Certes, nous avons pu constater pour les mois d’avril et de mai 2020 une diminution des sinistres payés de 25 %, avec une baisse de 1, 9 milliard des prestations sur la période, comme l’a souligné en commission notre rapporteur. Mais ce constat est bien plus nuancé sur l’ensemble de l’année.
Les responsables de la Fédération française de l’assurance, la FFA, ont reconnu lors de leur audition une baisse de la sinistralité de 1, 4 milliard d’euros sur l’année pour l’assurance dommages, mais, pour le reste des secteurs, la tendance s’est inversée. Cette baisse est largement compensée par la hausse de 2, 6 milliards d’euros des sinistres de la branche « professionnels » et de 820 millions d’euros pour les autres branches.

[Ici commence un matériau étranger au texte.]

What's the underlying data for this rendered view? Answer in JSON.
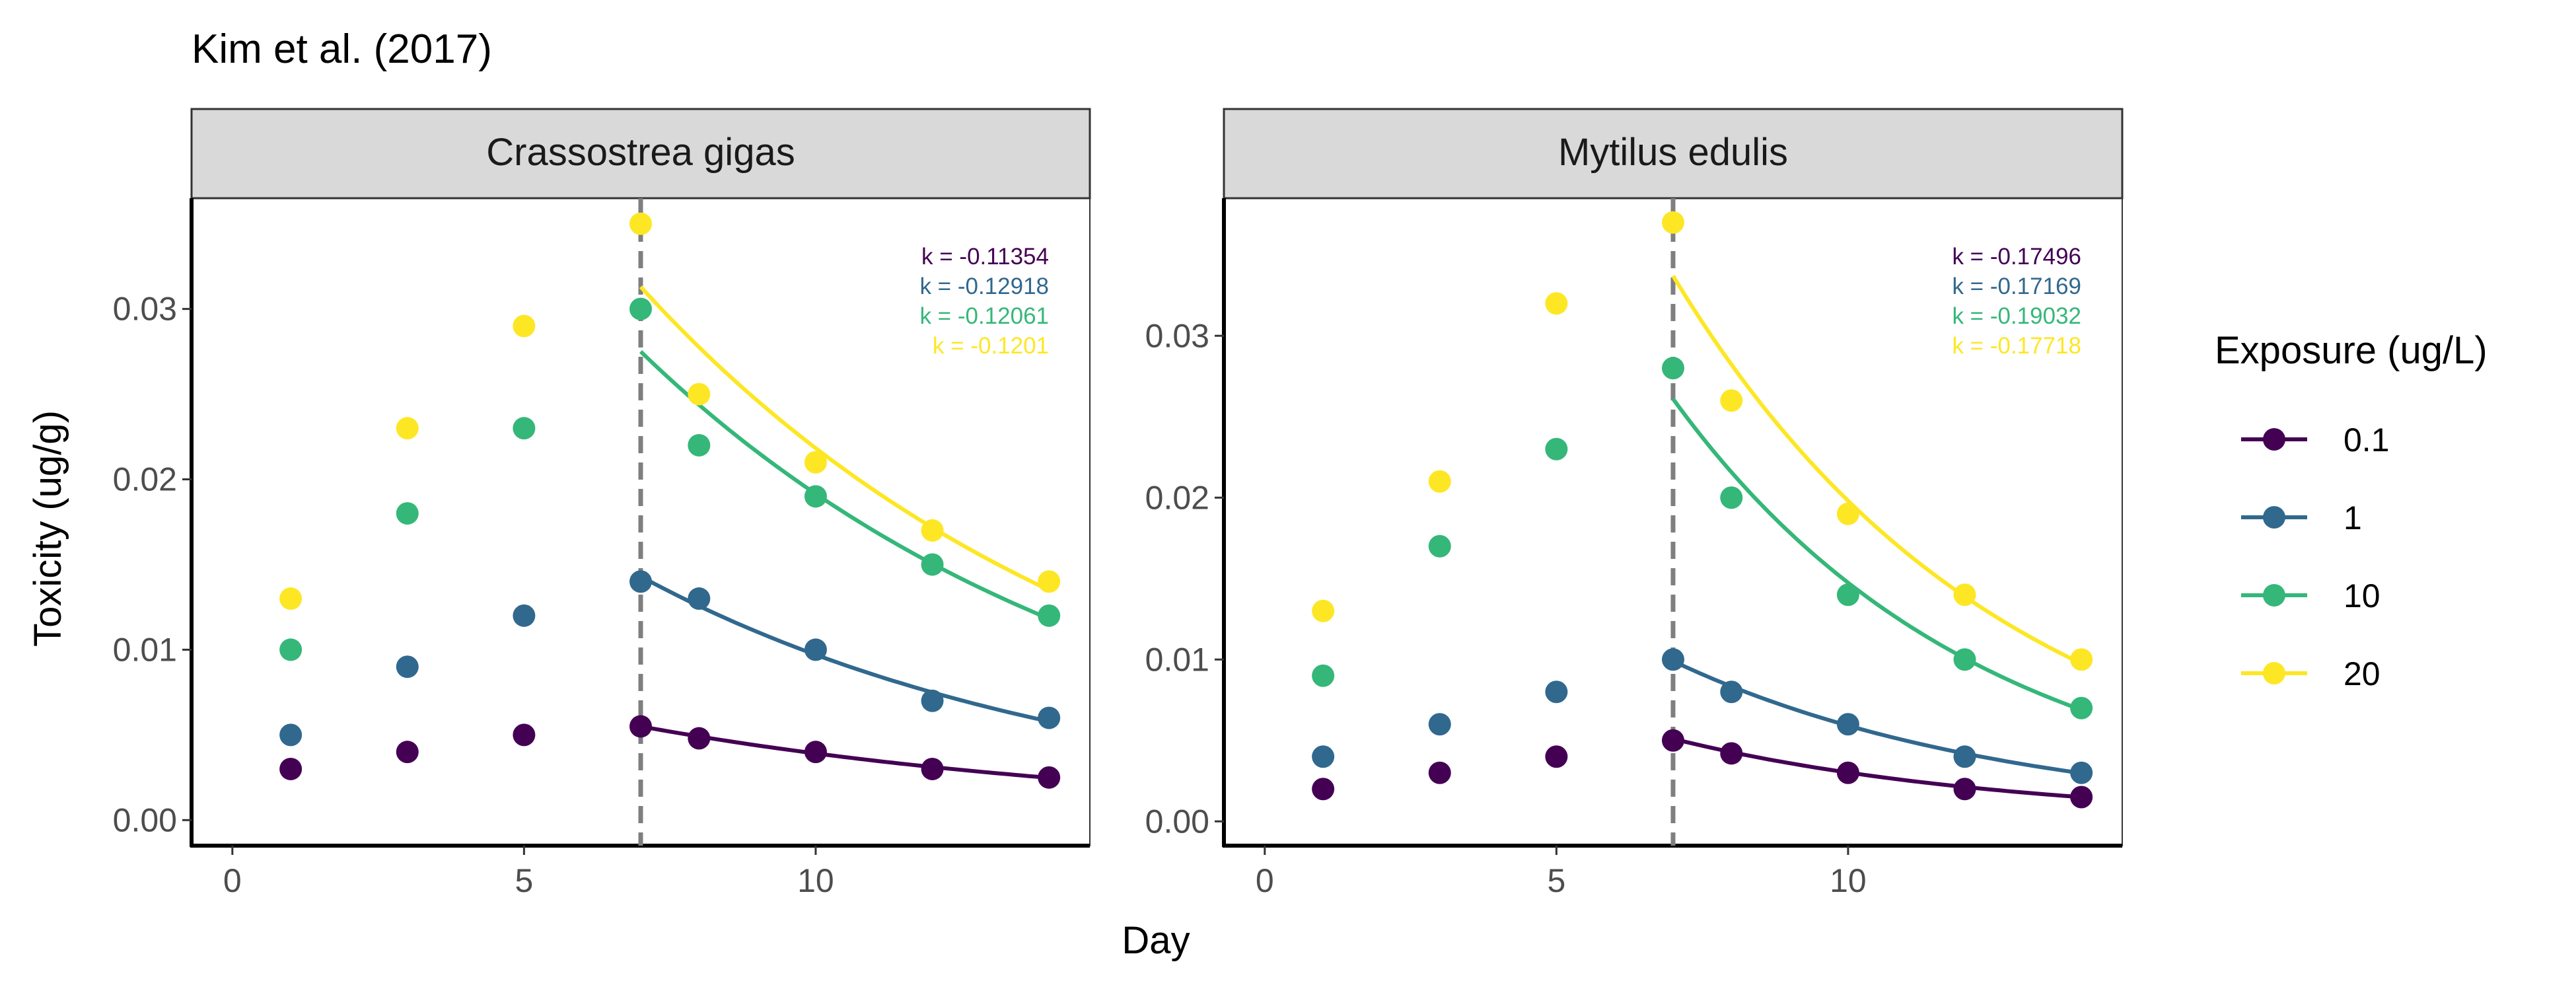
{
  "chart_data": {
    "type": "scatter",
    "title": "Kim et al. (2017)",
    "xlabel": "Day",
    "ylabel": "Toxicity (ug/g)",
    "legend": {
      "title": "Exposure (ug/L)",
      "placement": "right",
      "entries": [
        {
          "label": "0.1",
          "color": "#440154"
        },
        {
          "label": "1",
          "color": "#31688E"
        },
        {
          "label": "10",
          "color": "#35B779"
        },
        {
          "label": "20",
          "color": "#FDE725"
        }
      ]
    },
    "panels": [
      {
        "strip": "Crassostrea gigas",
        "xlim": [
          -0.7,
          14.7
        ],
        "ylim": [
          -0.0015,
          0.0365
        ],
        "yticks": [
          0,
          0.01,
          0.02,
          0.03
        ],
        "ytick_labels": [
          "0.00",
          "0.01",
          "0.02",
          "0.03"
        ],
        "xticks": [
          0,
          5,
          10
        ],
        "xtick_labels": [
          "0",
          "5",
          "10"
        ],
        "vline_x": 7,
        "grid": false,
        "series": [
          {
            "name": "0.1",
            "color": "#440154",
            "x": [
              1,
              3,
              5,
              7,
              8,
              10,
              12,
              14
            ],
            "y": [
              0.003,
              0.004,
              0.005,
              0.0055,
              0.0048,
              0.004,
              0.003,
              0.0025
            ],
            "fit": {
              "x0": 7,
              "y0": 0.0055,
              "k": -0.11354
            },
            "k_label": "k = -0.11354"
          },
          {
            "name": "1",
            "color": "#31688E",
            "x": [
              1,
              3,
              5,
              7,
              8,
              10,
              12,
              14
            ],
            "y": [
              0.005,
              0.009,
              0.012,
              0.014,
              0.013,
              0.01,
              0.007,
              0.006
            ],
            "fit": {
              "x0": 7,
              "y0": 0.0143,
              "k": -0.12918
            },
            "k_label": "k = -0.12918"
          },
          {
            "name": "10",
            "color": "#35B779",
            "x": [
              1,
              3,
              5,
              7,
              8,
              10,
              12,
              14
            ],
            "y": [
              0.01,
              0.018,
              0.023,
              0.03,
              0.022,
              0.019,
              0.015,
              0.012
            ],
            "fit": {
              "x0": 7,
              "y0": 0.0275,
              "k": -0.12061
            },
            "k_label": "k = -0.12061"
          },
          {
            "name": "20",
            "color": "#FDE725",
            "x": [
              1,
              3,
              5,
              7,
              8,
              10,
              12,
              14
            ],
            "y": [
              0.013,
              0.023,
              0.029,
              0.035,
              0.025,
              0.021,
              0.017,
              0.014
            ],
            "fit": {
              "x0": 7,
              "y0": 0.0313,
              "k": -0.1201
            },
            "k_label": "k = -0.1201"
          }
        ]
      },
      {
        "strip": "Mytilus edulis",
        "xlim": [
          -0.7,
          14.7
        ],
        "ylim": [
          -0.0015,
          0.0385
        ],
        "yticks": [
          0,
          0.01,
          0.02,
          0.03
        ],
        "ytick_labels": [
          "0.00",
          "0.01",
          "0.02",
          "0.03"
        ],
        "xticks": [
          0,
          5,
          10
        ],
        "xtick_labels": [
          "0",
          "5",
          "10"
        ],
        "vline_x": 7,
        "grid": false,
        "series": [
          {
            "name": "0.1",
            "color": "#440154",
            "x": [
              1,
              3,
              5,
              7,
              8,
              10,
              12,
              14
            ],
            "y": [
              0.002,
              0.003,
              0.004,
              0.005,
              0.0042,
              0.003,
              0.002,
              0.0015
            ],
            "fit": {
              "x0": 7,
              "y0": 0.0051,
              "k": -0.17496
            },
            "k_label": "k = -0.17496"
          },
          {
            "name": "1",
            "color": "#31688E",
            "x": [
              1,
              3,
              5,
              7,
              8,
              10,
              12,
              14
            ],
            "y": [
              0.004,
              0.006,
              0.008,
              0.01,
              0.008,
              0.006,
              0.004,
              0.003
            ],
            "fit": {
              "x0": 7,
              "y0": 0.0099,
              "k": -0.17169
            },
            "k_label": "k = -0.17169"
          },
          {
            "name": "10",
            "color": "#35B779",
            "x": [
              1,
              3,
              5,
              7,
              8,
              10,
              12,
              14
            ],
            "y": [
              0.009,
              0.017,
              0.023,
              0.028,
              0.02,
              0.014,
              0.01,
              0.007
            ],
            "fit": {
              "x0": 7,
              "y0": 0.0261,
              "k": -0.19032
            },
            "k_label": "k = -0.19032"
          },
          {
            "name": "20",
            "color": "#FDE725",
            "x": [
              1,
              3,
              5,
              7,
              8,
              10,
              12,
              14
            ],
            "y": [
              0.013,
              0.021,
              0.032,
              0.037,
              0.026,
              0.019,
              0.014,
              0.01
            ],
            "fit": {
              "x0": 7,
              "y0": 0.0337,
              "k": -0.17718
            },
            "k_label": "k = -0.17718"
          }
        ]
      }
    ]
  }
}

Je note même, à la lecture du rapport de notre collègue Claude Nougein, qu’en avril et mai 2020 les sinistres payés en raison des catastrophes naturelles auraient augmenté de 43 % si on les compare à 2019.
Chers collègues, la taxe qui nous est proposée dans ce texte ne fait pas de détail. Tous les assureurs y sont soumis, pour toute l’année, quels que soient l’état du marché et les sinistres déclarés.